In all, 48 patients with PD, 25 men (52.08%) and 23 women (47.92%), were studied. The controls were 41 subjects, 21 men (51.22%) and 20 women (48.78%), with similar distribution of sexes (P=1.000) and ages (70.14±9.50 vs 70.36±9.48 years, P=0.944) than the patients with PD. A total of 14 PD patients (29.2%) and five controls (12.2%) fulfilled the criteria for clinical diagnosis of depression. The difference in the prevalence of depression between the patients with PD and the controls did not reach significant statistical levels (P=0.07), probably due to the small size of the groups, but showed a tendency towards a higher frequency of depression in PD. In the control group, all the five subjects with depression were women and, in this group, the prevalence of depression was greater in women than in men (25 vs 0%, P=0.021). In the group of patients with PD, nine out of 23 women (39.1%) and five out of 25 men (20%) had depression, and the differences in the prevalence of depression between the sexes were not significant (P=0.207). PD patients were subdivided, according to the scores obtained with the Hamilton scale for depression, into the following four groups: no depression (34 patients, 70.8%); mild depression, (nine patients, 18.8%); moderate depression, (four patients, 8.3%) and severe depression (one patient, 2.1%).
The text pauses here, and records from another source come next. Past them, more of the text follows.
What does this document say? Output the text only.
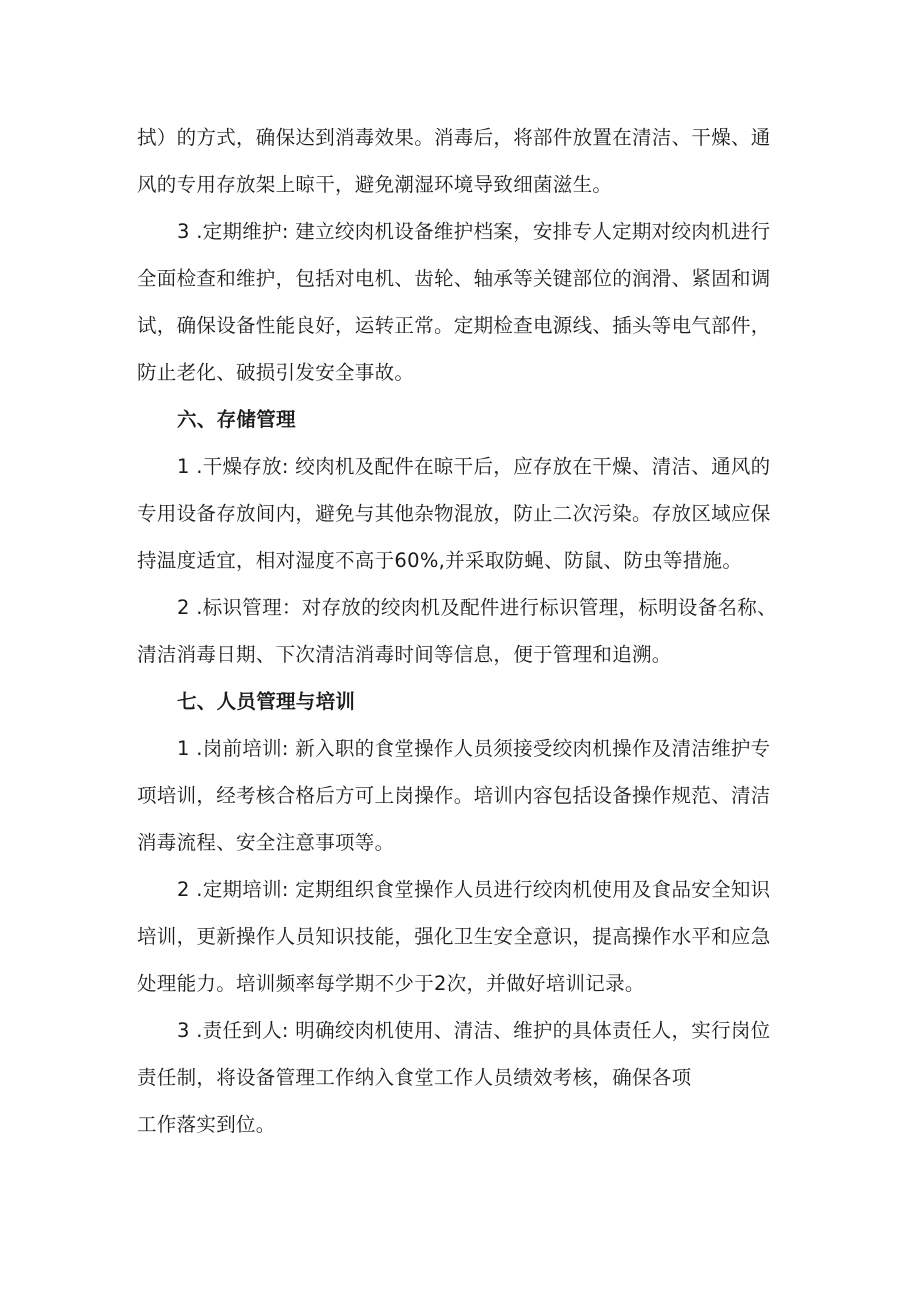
拭）的方式，确保达到消毒效果。消毒后，将部件放置在清洁、干燥、通
风的专用存放架上晾干，避免潮湿环境导致细菌滋生。

3 .定期维护: 建立绞肉机设备维护档案，安排专人定期对绞肉机进行
全面检查和维护，包括对电机、齿轮、轴承等关键部位的润滑、紧固和调
试，确保设备性能良好，运转正常。定期检查电源线、插头等电气部件，
防止老化、破损引发安全事故。

六、存储管理

1 .干燥存放: 绞肉机及配件在晾干后，应存放在干燥、清洁、通风的
专用设备存放间内，避免与其他杂物混放，防止二次污染。存放区域应保
持温度适宜，相对湿度不高于60%,并采取防蝇、防鼠、防虫等措施。

2 .标识管理：对存放的绞肉机及配件进行标识管理，标明设备名称、
清洁消毒日期、下次清洁消毒时间等信息，便于管理和追溯。

七、人员管理与培训

1 .岗前培训: 新入职的食堂操作人员须接受绞肉机操作及清洁维护专
项培训，经考核合格后方可上岗操作。培训内容包括设备操作规范、清洁
消毒流程、安全注意事项等。

2 .定期培训: 定期组织食堂操作人员进行绞肉机使用及食品安全知识
培训，更新操作人员知识技能，强化卫生安全意识，提高操作水平和应急
处理能力。培训频率每学期不少于2次，并做好培训记录。

3 .责任到人: 明确绞肉机使用、清洁、维护的具体责任人，实行岗位
责任制，将设备管理工作纳入食堂工作人员绩效考核，确保各项
工作落实到位。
The demographic data and the scores for depression are shown in Table 1, and the scores for depression in the subgroups of patients with PD and controls with osteoarthritis, with different polymorphic repeats length for the CB1 receptor gene are shown in Table 2.
The length of evolution of patients with and without depression is shown in Table 3. Patients with lengthier evolution showed a higher risk for depression, P=0.014. With regard to the UPDRS subscales, a significant correlation was found, as expected, between the presence of depression and subscale I, and was less pronounced for the other subscales (mental changes: P=0.007; daily activities: P=0.014; motor examination: P=0.011; total UPDRS=0.009, Table 3). The analysis of these differences suggests that the impact of depression was greater, as expected, in the UPDRS subscales that are weighted with depression or subjective impressions than on those derived from motor examination.
The correlation of depression with other clinical variables is difficult to establish since the size of the sample did not allow for multiple comparisons. There was no significant correlation between disease severity, according to Hoehn and Yahr stage and depression, χ2=3.469; df=2; P=0.176 (χ2), suggesting, with the above-mentioned limitations, that depression in PD is not a mere epiphenomenon of clinical disability. There was no significant correlation between the presence of depression and the side of the body that was most severely involved at disease onset, χ2=0.034; df=1; P=1.000 (Fisher's exact test). There was a higher prevalence of depression in patients with pure akinesia, 59% of the cases, than in those with predominant tremor or mixed symptoms, 8%, χ2=13.768; df=2; P=0.001 (χ2) (data not shown).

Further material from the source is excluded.